If both these things were true, then share prices may stand a chance of being well behaved and act in the way textbooks may have you believe. But many economists have observed that share prices behave in strange ways. At least part of the reason for this is the fact that neither of the two assumptions is correct. They are incorrect because shares are often purchased with borrowed money, or to be more accurate, part borrowed. Readers of this blog should know by now, that when £1000 is “borrowed” from a bank, that money is created on the out of nothing. There is nobody else in the economy that is deprived of £1000 of spending power. You should get the idea straight away that now something is screwy about the demand side of the supply and demand balance.
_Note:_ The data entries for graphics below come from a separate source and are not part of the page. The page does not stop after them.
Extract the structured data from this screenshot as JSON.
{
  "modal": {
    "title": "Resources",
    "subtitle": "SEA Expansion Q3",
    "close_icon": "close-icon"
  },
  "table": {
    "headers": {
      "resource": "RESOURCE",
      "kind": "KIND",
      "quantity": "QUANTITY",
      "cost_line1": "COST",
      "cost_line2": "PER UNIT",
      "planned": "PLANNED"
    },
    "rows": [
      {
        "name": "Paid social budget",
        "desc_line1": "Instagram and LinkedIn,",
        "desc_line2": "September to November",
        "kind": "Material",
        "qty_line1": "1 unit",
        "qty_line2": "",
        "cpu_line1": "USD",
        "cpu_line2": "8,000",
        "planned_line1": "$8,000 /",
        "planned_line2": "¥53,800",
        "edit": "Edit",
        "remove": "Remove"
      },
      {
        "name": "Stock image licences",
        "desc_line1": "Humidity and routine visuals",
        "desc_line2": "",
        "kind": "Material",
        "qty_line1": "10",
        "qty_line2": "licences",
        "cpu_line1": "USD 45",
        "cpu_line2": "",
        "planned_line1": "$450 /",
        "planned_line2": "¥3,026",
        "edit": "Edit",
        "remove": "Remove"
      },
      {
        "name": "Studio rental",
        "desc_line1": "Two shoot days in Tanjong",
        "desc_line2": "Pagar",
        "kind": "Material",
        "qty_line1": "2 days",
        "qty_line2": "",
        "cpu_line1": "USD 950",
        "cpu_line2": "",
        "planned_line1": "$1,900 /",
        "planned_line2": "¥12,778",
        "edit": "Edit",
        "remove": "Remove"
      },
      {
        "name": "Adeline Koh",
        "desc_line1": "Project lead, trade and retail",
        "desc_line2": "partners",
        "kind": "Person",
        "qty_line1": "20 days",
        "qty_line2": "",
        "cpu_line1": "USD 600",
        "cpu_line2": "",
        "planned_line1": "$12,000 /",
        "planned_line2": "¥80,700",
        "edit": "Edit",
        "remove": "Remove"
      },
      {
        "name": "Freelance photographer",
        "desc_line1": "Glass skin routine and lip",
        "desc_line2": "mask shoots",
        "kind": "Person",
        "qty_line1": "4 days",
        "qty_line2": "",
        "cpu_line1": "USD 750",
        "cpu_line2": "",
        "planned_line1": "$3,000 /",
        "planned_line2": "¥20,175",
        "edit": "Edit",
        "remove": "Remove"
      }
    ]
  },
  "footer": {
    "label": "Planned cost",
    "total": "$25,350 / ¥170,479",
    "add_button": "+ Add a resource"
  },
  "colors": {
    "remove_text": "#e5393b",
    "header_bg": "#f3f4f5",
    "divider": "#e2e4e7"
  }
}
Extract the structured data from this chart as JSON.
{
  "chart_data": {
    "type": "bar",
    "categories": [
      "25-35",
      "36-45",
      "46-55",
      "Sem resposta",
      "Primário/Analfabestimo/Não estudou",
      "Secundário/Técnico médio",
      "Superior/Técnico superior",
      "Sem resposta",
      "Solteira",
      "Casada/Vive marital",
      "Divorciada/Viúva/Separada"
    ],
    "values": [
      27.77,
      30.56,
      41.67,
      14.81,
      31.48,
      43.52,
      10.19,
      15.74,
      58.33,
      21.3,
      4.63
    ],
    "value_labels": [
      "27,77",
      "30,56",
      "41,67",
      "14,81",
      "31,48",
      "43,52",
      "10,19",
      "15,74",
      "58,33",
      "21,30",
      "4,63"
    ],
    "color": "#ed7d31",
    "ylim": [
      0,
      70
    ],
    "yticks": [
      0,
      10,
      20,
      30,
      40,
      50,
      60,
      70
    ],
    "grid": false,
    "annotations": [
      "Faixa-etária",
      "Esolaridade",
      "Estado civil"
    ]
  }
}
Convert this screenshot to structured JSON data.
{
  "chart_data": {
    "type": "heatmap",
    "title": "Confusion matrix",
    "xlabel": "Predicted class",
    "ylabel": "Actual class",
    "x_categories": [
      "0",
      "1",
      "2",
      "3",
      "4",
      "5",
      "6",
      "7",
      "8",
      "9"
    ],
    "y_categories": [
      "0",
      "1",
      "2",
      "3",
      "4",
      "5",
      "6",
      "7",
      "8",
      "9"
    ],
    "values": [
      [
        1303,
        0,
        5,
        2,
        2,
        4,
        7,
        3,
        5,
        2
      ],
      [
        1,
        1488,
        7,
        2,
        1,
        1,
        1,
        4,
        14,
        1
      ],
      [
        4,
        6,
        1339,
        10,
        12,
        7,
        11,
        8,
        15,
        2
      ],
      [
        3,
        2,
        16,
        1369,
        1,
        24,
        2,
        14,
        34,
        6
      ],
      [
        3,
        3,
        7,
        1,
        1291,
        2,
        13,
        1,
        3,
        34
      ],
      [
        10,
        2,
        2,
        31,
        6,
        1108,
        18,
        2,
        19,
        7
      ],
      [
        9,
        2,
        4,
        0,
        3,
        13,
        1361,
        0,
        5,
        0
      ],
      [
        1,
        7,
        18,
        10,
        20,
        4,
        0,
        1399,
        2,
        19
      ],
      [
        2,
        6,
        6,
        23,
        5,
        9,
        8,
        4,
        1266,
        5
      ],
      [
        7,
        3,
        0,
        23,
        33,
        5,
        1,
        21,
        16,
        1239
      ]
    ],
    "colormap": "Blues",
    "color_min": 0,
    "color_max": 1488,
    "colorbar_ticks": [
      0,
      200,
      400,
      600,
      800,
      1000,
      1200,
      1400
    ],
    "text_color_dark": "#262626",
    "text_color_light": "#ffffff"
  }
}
Textbooks say that the price of something is what you are willing to give up in order to get something, i.e. the amount of money you will pay for something equals the amount of money you are willing to have disappear from your spending power. But if you are going to buy that thing with 10% your money and 90% borrowed money (a process known as trading on margin) then the textbook concept is busted. Now the amount of money you are willing to pay for something is, instead, enormously sensitive to the interest rate you will be charged for the money you borrow to buy that something.

So now the role of government/central banks, becomes crucial in setting share prices! Instead of standing at the side-lines observing these wise investors analysing the companies, the government is now the dominating factor. If they lower interest rates, then the enthusiasm for borrowing to buy shares increases and their price will rise… and conversely If they raise interest rates, then the enthusiasm for borrowing to buy shares decreases and their price will fall.

By implementing super-low interest rates for such a long time, the government is now stuck in a situation, where returning to normalised interest rates would almost certainly cause a fall (or even crash) in the stock market. Note that I could have made almost exactly the same argument about the housing market too.

The near-zero interest rate policy is in force precisely because of fractional reserve banking and would be entirely unnecessary had we a full reserve system.

Changing to full reserve banking is a key ingredient for making our economy work properly.